A functional HIV cure requires immune reconstitution for lasting viremia control. A major immune dysfunction persisting in HIV infection is the impairment of T helper cell migration and homing to lymphoid tissues such as GALTs (gut-associated lymphoid tissues). ART (antiretroviral therapy) does not fully restore T cell motility for tissue repopulation. The molecular mechanism dictating this persistent T cell dysfunction is not understood. Cofilin is an actin-depolymerizing factor that regulates actin dynamics for T cell migration. Here, we demonstrate that blood CD4 T cells from HIV-infected patients (n = 193), with or without ART, exhibit significantly lower levels of cofilin phosphorylation (hyperactivation) than those from healthy controls (n = 100; ratio, 1.1:2.3; P < 0.001); cofilin hyperactivation is also associated with poor CD4 T cell recovery following ART. These results suggest an HIV-mediated systemic dysregulation of T cell motility that cannot be repaired solely by ART. We further demonstrate that stimulating blood CD4 T cells with an anti-human α4β7 integrin antibody can trigger signal transduction and modulate the cofilin pathway, partially restoring T cell motility in vitro.
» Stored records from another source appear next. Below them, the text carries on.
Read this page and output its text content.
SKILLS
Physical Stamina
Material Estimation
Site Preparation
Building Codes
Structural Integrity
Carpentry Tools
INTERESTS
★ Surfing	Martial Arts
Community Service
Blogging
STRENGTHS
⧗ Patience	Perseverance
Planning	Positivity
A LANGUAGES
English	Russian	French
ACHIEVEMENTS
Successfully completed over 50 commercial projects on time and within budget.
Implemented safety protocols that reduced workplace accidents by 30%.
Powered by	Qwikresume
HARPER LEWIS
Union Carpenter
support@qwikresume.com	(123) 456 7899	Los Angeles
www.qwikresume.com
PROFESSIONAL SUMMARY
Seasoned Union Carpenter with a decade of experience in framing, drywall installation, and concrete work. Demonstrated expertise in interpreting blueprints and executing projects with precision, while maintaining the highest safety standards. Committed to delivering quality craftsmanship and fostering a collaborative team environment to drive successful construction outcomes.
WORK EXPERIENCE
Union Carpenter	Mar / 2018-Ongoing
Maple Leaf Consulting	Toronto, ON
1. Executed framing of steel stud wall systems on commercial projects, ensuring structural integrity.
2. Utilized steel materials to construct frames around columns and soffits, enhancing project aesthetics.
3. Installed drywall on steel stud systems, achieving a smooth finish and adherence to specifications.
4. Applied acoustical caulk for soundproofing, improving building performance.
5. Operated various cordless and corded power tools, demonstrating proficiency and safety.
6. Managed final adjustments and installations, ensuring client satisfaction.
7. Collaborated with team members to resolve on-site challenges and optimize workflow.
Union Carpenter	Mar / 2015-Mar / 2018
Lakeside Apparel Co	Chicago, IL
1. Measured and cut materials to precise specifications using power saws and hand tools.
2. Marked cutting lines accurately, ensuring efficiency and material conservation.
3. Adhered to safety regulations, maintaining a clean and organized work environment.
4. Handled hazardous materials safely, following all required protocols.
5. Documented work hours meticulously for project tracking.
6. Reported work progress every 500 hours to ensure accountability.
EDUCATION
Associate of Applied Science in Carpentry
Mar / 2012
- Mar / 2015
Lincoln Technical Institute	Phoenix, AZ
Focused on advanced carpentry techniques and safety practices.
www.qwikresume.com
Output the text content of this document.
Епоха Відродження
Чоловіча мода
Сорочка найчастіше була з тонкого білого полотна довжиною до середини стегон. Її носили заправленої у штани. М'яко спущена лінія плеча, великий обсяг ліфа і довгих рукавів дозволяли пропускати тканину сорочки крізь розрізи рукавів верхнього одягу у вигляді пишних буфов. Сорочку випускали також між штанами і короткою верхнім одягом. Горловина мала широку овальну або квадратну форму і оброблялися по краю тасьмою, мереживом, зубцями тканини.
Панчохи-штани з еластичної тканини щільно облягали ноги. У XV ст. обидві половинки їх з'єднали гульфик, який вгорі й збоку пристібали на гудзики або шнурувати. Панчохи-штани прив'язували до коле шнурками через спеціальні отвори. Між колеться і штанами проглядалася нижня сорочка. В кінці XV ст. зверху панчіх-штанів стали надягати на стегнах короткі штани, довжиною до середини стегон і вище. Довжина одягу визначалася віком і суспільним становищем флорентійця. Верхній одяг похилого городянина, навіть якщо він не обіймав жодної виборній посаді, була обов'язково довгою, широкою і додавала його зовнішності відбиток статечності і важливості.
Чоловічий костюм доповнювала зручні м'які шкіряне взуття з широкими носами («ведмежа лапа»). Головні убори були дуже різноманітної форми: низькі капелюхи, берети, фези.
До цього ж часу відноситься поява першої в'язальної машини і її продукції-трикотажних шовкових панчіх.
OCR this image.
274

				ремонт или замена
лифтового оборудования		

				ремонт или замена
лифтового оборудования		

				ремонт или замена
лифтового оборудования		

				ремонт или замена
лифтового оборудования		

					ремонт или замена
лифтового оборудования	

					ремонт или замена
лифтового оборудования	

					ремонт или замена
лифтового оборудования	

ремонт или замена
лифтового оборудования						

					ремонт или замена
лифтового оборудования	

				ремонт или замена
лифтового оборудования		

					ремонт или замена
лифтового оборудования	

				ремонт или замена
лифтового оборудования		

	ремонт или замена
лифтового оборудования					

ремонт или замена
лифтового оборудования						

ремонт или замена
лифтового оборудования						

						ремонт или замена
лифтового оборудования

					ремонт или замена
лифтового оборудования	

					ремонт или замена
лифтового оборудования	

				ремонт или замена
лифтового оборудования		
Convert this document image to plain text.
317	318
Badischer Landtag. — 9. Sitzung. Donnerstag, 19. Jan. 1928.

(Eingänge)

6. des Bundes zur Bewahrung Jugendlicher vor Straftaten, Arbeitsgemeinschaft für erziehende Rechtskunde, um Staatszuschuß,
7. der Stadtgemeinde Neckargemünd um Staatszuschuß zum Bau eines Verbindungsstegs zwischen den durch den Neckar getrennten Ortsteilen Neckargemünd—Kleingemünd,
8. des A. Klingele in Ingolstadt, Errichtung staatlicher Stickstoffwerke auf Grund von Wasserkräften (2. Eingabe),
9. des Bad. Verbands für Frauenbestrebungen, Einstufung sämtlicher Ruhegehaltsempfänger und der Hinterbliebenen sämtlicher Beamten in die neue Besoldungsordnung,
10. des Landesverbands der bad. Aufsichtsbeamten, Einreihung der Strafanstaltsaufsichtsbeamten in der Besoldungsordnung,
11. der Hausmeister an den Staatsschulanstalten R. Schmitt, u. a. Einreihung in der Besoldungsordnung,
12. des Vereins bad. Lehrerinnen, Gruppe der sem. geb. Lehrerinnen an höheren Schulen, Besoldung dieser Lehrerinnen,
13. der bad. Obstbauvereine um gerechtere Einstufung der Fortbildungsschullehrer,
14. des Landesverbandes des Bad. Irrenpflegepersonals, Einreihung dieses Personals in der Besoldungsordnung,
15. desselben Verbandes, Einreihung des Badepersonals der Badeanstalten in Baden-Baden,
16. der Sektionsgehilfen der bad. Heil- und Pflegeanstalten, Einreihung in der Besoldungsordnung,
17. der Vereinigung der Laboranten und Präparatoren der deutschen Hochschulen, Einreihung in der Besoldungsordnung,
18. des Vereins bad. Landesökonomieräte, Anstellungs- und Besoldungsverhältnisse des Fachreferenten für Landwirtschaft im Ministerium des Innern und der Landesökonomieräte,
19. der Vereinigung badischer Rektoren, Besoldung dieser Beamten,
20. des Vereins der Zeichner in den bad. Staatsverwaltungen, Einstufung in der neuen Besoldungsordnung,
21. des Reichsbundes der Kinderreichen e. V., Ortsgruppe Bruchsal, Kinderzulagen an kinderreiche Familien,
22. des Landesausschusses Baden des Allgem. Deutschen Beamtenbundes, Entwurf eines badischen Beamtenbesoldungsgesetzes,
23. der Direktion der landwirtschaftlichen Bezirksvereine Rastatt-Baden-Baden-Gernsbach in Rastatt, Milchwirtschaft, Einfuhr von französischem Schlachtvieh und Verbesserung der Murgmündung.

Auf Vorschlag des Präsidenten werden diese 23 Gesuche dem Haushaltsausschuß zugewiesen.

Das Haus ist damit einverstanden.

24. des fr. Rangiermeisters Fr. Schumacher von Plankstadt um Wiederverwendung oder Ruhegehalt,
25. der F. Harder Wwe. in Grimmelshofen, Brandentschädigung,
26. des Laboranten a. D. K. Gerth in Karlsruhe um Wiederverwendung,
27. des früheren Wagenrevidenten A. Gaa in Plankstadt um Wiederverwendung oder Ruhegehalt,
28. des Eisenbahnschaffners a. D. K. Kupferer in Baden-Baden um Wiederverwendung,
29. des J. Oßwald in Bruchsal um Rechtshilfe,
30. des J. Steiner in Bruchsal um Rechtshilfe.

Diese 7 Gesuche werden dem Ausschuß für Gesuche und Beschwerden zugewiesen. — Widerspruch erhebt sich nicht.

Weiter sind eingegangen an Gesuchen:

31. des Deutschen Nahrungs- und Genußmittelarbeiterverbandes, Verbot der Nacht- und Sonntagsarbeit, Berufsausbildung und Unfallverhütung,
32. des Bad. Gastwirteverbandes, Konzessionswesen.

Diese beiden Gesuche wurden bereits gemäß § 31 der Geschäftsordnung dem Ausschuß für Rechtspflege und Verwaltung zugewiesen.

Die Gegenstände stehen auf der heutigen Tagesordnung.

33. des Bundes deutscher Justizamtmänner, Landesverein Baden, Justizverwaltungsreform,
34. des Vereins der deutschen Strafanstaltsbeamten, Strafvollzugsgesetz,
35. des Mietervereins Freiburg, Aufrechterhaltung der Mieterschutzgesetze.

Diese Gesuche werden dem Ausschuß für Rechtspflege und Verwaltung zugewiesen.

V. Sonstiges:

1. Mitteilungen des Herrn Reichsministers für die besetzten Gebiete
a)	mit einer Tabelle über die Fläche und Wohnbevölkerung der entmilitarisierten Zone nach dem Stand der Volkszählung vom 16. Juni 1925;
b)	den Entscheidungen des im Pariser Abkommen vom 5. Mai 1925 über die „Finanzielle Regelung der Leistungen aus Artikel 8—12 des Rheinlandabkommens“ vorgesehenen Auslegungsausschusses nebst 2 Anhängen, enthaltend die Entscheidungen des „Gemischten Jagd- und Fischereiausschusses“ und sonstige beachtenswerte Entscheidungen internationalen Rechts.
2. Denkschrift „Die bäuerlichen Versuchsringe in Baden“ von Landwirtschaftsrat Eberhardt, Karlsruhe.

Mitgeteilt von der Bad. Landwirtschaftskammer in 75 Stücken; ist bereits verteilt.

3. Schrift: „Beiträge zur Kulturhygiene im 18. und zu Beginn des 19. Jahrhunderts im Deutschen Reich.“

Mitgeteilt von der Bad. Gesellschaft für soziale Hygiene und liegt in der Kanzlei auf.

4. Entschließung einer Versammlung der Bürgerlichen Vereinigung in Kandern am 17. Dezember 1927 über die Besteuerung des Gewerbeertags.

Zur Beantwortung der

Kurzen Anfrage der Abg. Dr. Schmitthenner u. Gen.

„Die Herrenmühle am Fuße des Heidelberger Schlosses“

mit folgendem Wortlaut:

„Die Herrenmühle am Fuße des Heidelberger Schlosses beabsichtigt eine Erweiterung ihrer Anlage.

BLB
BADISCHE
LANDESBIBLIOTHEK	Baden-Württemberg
However, we also observed that severe T cell motility defect caused by high degrees of cofilin hyperactivation was not repairable by the anti-integrin antibody, demonstrating a mechanistic hindrance to restore immune functions in vivo. Our study suggests that cofilin is a key molecule that may need to be therapeutically targeted early for T cell tissue repopulation, immune reconstitution, and immune control of viremia.